Надюха думала, что они поедут трамваем или метро, но, когда они вышли из-под арки на улицу, Магда уверенно направилась к такси, стоявшему у бордюра. Надюхе вдруг вспомнились и разговоры женщин в коридоре про недоступную и непонятную им страсть Магды к такси, и её упорные ежедневные переговоры по телефону с диспетчерами, и случаи, когда в последнюю секунду перед началом работы она подкатывала на такси к самому подъезду управления, и все глазели из окон (на первом этаже!), как, с треском распахнув дверцу, она круто, всем корпусом, поворачивалась на сиденье и сначала выбрасывала округлые, как кегли, ноги в лаковых сапогах-чулках, а уж потом тянула за собой вечно набитые чем-то сумки. Надюху всё это вдруг так поразило, что она, поймав Магду за руку и придержав её перед дверцей, спросила придушенным голосом:
— Ты что, каждый день на такси?
Магда взглянула на неё, как на полоумную, но тотчас снисходительно усмехнулась и, закатив глаза, сказала со вздохом:
— Иначе не получается.
Они выехали на Литейный, повернули на улицу Пестеля, а потом помчались по набережной Фонтанки на низкое слепящее солнце. Шофёр опустил противосолнечный щиток, и тень надвое разделила его лицо. Протёртое лобовое стекло ярко осветилось, сквозь него трудно было смотреть — всё казалось затянутым сияющим желтоватым дымом. Магда, сидевшая впереди, нацепила тёмные очки в массивной, отделанной перламутром оправе. Вид у неё был озабоченный. Какая-то сложная и тайная работа совершалась в её голове, велись какие-то расчёты, делались прикидки вариантов, плелись хитроумные планы. Она шевелила губами, и чёрные дужки её выщипанных бровей вдруг резко приподнимались из-за оправы.

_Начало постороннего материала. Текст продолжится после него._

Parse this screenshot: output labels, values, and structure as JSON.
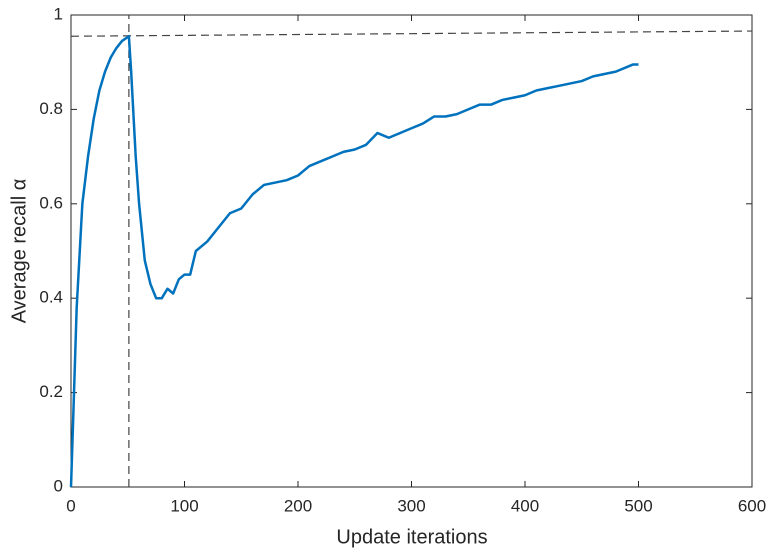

Надюха беззаботно поглядывала по сторонам — до самого Магдиного дома, до того момента, когда Магда выложит обещанные триста рублей, можно было расслабиться и ни о чём не думать. Просто ехать по улицам вечернего Ленинграда и глазеть, тем более что поглазеть было на что — город ей никогда не надоедал.

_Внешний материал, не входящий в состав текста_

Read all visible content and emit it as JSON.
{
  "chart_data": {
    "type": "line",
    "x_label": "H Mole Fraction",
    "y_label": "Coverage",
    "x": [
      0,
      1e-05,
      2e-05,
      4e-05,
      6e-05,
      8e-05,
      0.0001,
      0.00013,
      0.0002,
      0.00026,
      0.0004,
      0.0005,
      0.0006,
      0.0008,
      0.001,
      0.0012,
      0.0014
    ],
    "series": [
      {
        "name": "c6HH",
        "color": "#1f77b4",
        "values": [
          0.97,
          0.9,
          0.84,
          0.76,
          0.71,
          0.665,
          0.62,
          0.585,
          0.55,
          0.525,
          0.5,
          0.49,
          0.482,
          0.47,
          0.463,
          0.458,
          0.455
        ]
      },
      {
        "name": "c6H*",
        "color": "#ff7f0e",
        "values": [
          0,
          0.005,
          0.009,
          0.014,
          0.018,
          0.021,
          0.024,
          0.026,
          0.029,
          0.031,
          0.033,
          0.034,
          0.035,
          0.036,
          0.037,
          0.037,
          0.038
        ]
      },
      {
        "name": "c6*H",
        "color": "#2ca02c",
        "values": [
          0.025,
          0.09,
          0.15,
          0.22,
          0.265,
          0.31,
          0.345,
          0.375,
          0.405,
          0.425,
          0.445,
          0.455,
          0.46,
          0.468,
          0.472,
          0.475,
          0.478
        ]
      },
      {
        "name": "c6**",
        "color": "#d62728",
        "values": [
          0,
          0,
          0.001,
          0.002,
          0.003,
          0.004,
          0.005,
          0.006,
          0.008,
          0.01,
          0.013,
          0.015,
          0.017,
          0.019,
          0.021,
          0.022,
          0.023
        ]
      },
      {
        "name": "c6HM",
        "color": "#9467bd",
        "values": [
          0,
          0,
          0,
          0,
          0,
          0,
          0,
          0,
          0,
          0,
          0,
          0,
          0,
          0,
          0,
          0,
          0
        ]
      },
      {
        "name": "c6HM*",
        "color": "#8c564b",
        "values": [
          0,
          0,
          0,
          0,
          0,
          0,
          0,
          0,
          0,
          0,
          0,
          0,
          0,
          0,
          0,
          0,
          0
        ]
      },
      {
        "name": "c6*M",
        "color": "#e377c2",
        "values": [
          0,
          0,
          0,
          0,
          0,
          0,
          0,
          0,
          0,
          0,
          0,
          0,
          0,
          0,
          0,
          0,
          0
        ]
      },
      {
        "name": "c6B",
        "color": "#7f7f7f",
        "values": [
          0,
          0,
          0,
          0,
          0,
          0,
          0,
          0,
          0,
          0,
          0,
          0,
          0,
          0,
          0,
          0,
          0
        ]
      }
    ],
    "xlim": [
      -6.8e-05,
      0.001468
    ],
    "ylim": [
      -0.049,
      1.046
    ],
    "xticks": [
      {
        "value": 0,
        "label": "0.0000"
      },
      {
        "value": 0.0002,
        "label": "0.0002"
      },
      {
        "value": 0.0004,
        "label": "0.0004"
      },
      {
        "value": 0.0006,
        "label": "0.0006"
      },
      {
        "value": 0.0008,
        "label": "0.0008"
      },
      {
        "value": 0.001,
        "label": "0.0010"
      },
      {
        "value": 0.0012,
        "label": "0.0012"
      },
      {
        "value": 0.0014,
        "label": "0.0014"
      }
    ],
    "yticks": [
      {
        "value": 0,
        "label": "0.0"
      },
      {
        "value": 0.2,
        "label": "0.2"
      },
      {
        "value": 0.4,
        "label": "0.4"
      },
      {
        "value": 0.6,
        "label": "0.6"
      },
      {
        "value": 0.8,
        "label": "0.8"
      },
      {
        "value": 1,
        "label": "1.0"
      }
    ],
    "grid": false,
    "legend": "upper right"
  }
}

Там, на той стороне Фонтанки, в длинном ряду приземистых, словно сцепленных в один причудливый состав зданий с разными фасадами, были дома, на которых Надюхе довелось работать, и теперь, проезжая мимо, она легко находила их и смотрела на них с таким же тёплым чувством, с каким смотрит добрый врач на бывших своих пациентов, возвращённых к жизни. В отделочницы она пошла сознательно, сама, по собственному желанию, решив, что возвращать молодость любимому городу — занятие ничуть не хуже, чем, скажем, лечить или обучать грамоте. Да и не очень-то её, окончившую среднюю школу с четырьмя тройками в аттестате, тянуло в институты. Отец и мать прожили жизнь рабочими и не настаивали на том, чтобы дочь обязательно имела высшее образование. Отец, так тот даже прямо высказался — дескать, нечего время терять, пусть работает, скорее человеком станет. Мать, по своему обыкновению, отмолчалась, но молчание её было красноречивее отцовских слов — устала тянуться, копейки считать, давай, доченька, впрягайся и ты, помогай. Надюха и не маялась, не переживала, как некоторые, куда пойти, — ей повезло: работать в РСУ её надоумил старый друг отца Иван Григорьевич, инженер по технике безопасности ремонтно-механического завода.
Иной раз совсем мало надо человеку, чтобы принять очень важное жизненное решение. Когда человек сам нацелен на какое-то дело, которое кажется ему самым интересным, самым важным, то тут, конечно, другой разговор, но когда ты, как в сказке, стоишь на развилке множества дорог и не знаешь, какую из них выбрать, то тут-то и бывает, что, куда дунет ветер, туда и пойдёшь, надеясь бог знает на что. Так получилось и у Надюхи: Иван Григорьевич, коренной ленинградец, влюблённый в свой город, как-то был у них вечером в гостях и за ужином принялся расхваливать ленинградских строителей-ремонтников. Дескать, вот люди заняты действительно нужным и благородным делом: омоложением старого Питера, — вот, дескать, куда надо стремиться нашей молодёжи — и заработок приличный, и город можно узнать как следует, не по учебникам, и, так сказать, с историей лоб в лоб.